Anxiety-provoking music, maps of empty, lifeless places in the guise of illustrations, and the icy, detailed account of “the affair,” told through flashbacks… welcome to “Room 2806: The Accusation” (“Chambre 2806: L’affaire DSK”), the docuseries from French director Jalil Lespert about the DSK scandal, released earlier this month. The result is as deeply chilling as it is a success of its form.
This four-episode documentary, which checks all the boxes of the typical “true crime” series that have contributed to Netflix’s success, plunges you into the chaotic atmosphere of May 14, 2011, and the days that followed, when Dominique Strauss-Kahn, at the time director of the International Monetary Fund, was accused of raping Nafissatou Diallo, a cleaning lady recently immigrated to New York from Sofitel. It was a case that overcame the presidential ambitions of the socialist candidate, who was then an inescapable figure on the international scene, plunged in the midst of an economic and financial crisis.
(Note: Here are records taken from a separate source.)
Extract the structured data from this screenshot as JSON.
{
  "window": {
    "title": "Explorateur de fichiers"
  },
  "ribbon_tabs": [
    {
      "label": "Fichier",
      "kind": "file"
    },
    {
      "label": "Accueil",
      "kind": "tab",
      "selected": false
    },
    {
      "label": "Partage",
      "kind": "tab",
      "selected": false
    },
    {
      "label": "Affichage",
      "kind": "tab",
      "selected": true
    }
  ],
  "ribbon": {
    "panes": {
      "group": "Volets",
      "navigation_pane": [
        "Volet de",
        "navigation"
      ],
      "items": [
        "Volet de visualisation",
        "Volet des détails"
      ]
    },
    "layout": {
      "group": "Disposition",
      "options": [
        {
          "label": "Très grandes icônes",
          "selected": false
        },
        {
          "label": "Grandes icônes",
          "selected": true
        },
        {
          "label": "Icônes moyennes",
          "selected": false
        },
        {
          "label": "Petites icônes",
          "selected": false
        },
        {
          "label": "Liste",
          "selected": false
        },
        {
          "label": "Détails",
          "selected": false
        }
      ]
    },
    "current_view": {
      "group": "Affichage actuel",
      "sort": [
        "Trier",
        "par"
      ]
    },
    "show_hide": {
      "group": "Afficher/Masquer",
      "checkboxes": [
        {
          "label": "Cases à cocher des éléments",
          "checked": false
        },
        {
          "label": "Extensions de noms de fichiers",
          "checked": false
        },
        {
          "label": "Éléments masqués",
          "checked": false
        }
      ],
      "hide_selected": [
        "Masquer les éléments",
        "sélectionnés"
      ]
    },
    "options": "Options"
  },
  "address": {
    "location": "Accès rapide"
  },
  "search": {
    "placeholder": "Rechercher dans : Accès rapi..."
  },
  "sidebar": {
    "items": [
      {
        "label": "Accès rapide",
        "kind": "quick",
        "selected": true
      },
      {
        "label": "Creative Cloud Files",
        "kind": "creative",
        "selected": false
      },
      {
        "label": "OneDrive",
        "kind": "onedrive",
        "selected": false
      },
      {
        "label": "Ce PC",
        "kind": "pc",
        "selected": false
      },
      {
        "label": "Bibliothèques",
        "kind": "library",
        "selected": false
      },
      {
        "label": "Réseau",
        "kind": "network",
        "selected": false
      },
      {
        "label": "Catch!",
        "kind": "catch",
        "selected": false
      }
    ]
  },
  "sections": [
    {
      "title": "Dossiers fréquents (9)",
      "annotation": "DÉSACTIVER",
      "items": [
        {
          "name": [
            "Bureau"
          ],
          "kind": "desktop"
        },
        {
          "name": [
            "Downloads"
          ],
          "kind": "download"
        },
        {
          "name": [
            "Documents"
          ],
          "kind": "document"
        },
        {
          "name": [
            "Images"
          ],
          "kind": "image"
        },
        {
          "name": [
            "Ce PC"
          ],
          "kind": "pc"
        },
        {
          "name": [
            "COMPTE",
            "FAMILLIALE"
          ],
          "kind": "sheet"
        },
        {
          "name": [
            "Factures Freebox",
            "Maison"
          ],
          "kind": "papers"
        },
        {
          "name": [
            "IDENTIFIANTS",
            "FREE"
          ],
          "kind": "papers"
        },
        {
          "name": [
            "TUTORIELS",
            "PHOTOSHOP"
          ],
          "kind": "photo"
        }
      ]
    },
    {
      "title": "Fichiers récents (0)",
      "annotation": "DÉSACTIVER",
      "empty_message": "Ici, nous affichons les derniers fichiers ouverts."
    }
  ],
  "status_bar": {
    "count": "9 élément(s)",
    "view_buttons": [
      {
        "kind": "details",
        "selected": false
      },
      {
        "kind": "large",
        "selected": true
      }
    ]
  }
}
All of this is shown on screen: the life of Nafissatou Diallo before May 14, the moments following the alleged rape, rumors of a plot against the former financial minister, his return to France, but also his political rise, and his behavior towards women… Jalil Lespert and his team tell this unusual story through the eyes of those who covered or lived it, notably “Nafi” Diallo herself, the head of security of Sofitel, DSK’s assistant at the IMF and his lawyers, as well as certain investigators. The result is a rather balanced series compared to many others, one which permits each viewers to form their own opinion about what happened in suite 2806 and on the appropriateness of the Manhattan District Attorney’s Office to throw in the towel. (DSK escaped the penal process because of doubts about the credibility of his accuser, but paid a $6 million civil settlement.)
Nine years after “the Sofitel affair,” “Room 2806: The Accusation” shows the scandal and the women’s protests it spawned in the United States, planting the seeds of the #MeToo movement which would sweep the country years later. It also explains the gulf that exists between the US and France with the management of sexual crimes, and the treatment of victims. It contains archival images that would be repulsive today in the United States, like an excerpt from a broadcast of Thierry Ardisson in which the journalist Tristane Manon jokes, in front of a group of amused guests and bloggers, about the sexual harassment she was subjected to by Dominique Strauss-Kahn when she was not yet 30 years old.
The words of Jack Lang, who, in front of the camera, still today finds a way to minimize the acts attributed to his friend, whom he describes as “sensual”, seem to come from another time, that of the pre-#MeToo era. They are difficult to bear for an American public aware of the dynamics involved in cases of sexual abuse involving influential men and disenfranchised women, sometimes immigrants. Dominique Strauss-Kahn, who did not wish to express himself in the documentary, has already announced that he will tell his own version of the facts in a documentary on his life planned for the fall of 2021.